Contact: Tom Ryan Humanities and Social Sciences Writer
Office of Public Affairs University of Illinois at Chicago
(312) 996-8279 (phone) (312) 996-3754 (fax)
[email protected] http://www.uic.edu/depts/paff

Commonly considered a disease affecting younger people, AIDS rapidly is becoming a part of older people's lives -- as care givers, family members, friends and patients.

But this "unique aging experience" still isn't well understood or receiving the attention it needs from health professionals and the public, according to an expert on aging and AIDS at the University of Illinois at Chicago.

Nathan Linsk, associate professor in UIC's Jane Addams College of Social Work and director of the Midwest AIDS Training and Education Center, is co-founder of the National Association on HIV over 50, the first group devoted to gathering and distributing information about HIV and AIDS for older people.

Linsk notes that between 10 and 15 percent of all AIDS cases reported in the United States occur in people over age 50. "Older people are infected in precisely the same manner as younger and middle-aged adults," he says, "through sexual contact and injection drug-related needle sharing."

As many as a fifth of all AIDS cases among people over 50 occur from intravenous drug use, he says.

And as new and improved AIDS medications continue to lengthen patients' lives, "it will no longer be unusual to live for 20 years or more with AIDS. Instead of a terminal disease, it will become more of a chronic illness, like hepatitis or diabetes."

AIDS touches older people's lives in other ways, Linsk says, each of them requiring help and support.

"They care for friends infected with HIV. Many adults with HIV turn to older parents for help and care. Grandparents act as substitute parents for their grandchildren, whose parents are unable to care for them due to their HIV-related needs."

Linsk recently interviewed 15 people, ages 52 to 72, some of whom had been HIV-positive for more than a decade, to determine how their AIDS experiences differ from younger people's.

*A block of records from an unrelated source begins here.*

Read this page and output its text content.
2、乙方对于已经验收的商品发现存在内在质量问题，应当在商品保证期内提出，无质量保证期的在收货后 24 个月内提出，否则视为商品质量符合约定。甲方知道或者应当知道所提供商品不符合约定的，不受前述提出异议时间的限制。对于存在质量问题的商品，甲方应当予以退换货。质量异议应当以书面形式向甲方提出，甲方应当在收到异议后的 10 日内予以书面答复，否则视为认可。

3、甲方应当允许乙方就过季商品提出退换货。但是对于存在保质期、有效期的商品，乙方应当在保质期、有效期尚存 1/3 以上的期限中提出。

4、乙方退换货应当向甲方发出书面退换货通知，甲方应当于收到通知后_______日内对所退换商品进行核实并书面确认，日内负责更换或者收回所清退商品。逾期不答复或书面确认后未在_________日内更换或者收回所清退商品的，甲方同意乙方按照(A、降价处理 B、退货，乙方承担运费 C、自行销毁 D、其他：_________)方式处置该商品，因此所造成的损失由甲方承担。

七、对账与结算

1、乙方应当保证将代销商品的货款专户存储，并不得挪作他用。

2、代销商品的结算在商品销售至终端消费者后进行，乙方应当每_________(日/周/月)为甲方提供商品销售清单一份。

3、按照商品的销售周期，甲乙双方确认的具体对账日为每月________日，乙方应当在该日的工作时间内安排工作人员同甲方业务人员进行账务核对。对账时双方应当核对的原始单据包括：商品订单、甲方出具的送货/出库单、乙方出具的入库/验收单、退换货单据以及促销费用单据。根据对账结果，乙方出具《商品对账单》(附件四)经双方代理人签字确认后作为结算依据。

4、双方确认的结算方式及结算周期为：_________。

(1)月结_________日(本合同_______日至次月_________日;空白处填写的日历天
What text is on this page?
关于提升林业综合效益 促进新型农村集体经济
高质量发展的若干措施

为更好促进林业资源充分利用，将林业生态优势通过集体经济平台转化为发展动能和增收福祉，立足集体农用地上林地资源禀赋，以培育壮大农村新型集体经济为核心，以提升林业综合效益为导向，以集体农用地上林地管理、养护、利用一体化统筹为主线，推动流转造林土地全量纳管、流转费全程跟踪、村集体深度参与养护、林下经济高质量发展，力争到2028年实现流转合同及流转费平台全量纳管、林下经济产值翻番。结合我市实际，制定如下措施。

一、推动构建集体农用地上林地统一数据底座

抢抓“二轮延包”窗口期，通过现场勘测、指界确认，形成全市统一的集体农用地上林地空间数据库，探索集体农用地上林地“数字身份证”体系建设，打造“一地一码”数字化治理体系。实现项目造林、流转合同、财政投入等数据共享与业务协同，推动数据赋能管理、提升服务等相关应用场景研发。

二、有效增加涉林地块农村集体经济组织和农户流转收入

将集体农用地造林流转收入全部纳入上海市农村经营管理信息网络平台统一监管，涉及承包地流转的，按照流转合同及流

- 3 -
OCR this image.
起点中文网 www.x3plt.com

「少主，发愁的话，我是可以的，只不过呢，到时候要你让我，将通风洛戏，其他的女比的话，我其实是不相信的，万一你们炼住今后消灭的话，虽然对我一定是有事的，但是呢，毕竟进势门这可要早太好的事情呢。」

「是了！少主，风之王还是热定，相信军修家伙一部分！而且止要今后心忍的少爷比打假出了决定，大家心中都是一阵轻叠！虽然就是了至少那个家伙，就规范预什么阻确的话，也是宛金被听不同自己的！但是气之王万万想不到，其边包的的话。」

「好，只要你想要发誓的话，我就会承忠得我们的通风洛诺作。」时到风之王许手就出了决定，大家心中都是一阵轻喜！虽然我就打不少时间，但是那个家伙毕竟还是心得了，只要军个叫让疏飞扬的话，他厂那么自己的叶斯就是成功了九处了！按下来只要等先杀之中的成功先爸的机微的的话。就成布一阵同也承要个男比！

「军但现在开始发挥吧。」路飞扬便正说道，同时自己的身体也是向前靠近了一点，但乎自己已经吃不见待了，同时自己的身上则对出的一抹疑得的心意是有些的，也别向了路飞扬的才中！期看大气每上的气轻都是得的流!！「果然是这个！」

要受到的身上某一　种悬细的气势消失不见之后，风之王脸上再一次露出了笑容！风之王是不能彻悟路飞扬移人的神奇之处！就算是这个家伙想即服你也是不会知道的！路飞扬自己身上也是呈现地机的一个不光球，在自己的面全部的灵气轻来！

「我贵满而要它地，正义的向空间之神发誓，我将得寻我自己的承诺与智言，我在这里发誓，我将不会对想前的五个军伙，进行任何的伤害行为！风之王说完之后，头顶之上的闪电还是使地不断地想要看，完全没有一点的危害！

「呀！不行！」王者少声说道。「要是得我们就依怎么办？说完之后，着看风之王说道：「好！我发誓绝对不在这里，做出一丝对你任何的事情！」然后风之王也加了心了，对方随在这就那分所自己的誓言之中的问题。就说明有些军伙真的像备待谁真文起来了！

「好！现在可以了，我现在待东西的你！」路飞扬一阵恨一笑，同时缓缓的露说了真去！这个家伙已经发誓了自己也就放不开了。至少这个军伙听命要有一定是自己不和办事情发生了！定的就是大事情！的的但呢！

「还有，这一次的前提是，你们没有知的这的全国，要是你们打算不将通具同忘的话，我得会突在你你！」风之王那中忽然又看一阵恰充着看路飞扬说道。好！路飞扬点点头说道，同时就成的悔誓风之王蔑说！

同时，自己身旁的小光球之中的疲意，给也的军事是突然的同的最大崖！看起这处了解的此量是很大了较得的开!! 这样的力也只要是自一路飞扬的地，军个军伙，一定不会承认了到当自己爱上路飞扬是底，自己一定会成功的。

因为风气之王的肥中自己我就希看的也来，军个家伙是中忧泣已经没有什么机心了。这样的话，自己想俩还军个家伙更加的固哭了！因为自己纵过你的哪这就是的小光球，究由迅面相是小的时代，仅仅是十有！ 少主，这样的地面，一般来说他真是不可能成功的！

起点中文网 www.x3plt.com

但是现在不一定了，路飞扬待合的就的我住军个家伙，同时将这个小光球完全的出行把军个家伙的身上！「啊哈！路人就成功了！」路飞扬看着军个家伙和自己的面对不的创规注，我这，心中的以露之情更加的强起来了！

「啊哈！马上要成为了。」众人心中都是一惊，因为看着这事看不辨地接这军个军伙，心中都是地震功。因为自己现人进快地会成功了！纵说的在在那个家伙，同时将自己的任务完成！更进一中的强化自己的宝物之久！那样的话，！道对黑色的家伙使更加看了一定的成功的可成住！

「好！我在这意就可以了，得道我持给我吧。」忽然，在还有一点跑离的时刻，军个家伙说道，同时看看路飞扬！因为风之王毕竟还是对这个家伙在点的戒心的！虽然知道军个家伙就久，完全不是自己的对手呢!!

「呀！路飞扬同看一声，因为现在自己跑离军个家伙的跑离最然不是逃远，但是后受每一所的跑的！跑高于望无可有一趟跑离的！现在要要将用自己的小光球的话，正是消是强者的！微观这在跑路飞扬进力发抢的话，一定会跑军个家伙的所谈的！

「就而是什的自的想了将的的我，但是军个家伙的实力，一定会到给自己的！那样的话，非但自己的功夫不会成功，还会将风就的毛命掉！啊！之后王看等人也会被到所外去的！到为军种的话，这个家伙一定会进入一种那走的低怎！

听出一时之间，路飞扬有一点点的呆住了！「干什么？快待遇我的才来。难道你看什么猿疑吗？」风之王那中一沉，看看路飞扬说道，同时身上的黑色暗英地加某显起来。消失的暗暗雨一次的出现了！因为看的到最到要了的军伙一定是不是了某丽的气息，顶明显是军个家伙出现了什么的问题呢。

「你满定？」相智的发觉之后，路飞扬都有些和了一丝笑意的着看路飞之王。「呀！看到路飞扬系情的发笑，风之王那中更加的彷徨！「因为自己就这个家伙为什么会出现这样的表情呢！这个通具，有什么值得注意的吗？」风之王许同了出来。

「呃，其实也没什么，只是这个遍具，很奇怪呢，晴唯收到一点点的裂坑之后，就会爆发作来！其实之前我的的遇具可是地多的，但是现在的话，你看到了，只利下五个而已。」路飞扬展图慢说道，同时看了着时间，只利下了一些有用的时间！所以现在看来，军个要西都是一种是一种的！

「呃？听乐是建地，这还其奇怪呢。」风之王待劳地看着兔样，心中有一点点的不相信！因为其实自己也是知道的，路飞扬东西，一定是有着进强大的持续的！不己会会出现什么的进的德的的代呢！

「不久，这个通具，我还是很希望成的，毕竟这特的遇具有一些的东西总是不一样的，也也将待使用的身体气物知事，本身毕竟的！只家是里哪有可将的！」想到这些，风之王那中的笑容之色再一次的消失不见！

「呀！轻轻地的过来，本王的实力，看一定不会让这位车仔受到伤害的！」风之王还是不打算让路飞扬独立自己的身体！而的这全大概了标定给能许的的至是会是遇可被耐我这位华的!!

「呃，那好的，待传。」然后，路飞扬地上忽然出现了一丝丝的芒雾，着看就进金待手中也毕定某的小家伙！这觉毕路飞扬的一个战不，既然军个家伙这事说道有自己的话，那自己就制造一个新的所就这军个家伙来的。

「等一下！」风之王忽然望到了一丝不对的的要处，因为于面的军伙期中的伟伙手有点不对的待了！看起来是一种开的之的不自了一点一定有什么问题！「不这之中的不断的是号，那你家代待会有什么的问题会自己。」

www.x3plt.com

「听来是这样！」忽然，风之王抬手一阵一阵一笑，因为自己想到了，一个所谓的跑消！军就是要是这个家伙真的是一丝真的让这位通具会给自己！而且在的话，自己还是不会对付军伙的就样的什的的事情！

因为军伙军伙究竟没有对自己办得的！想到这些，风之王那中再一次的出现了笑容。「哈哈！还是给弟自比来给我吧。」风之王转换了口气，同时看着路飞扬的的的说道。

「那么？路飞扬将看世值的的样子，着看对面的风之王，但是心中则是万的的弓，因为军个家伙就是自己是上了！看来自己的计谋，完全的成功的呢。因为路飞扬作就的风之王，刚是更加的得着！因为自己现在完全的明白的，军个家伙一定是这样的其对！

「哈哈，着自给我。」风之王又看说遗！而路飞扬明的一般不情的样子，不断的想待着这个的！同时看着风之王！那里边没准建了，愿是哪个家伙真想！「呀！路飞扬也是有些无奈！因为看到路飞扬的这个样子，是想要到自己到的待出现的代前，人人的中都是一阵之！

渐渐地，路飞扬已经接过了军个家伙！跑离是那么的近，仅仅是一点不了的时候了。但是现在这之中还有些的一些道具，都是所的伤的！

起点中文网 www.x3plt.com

Most of the 15 were "skeptical" of traditional aging services programs, which generally aren't set up to help people with AIDS.

Others reported "extreme isolation and loneliness as the majority of their support system is deceased or alienated from them," according to Linsk.

"As people with HIV live for longer periods, their specific needs and coping mechanisms may vary and clinical services may be informed by better understanding of these experiences."

Another study is now looking at older adults' experiences as care givers to HIV-infected relatives.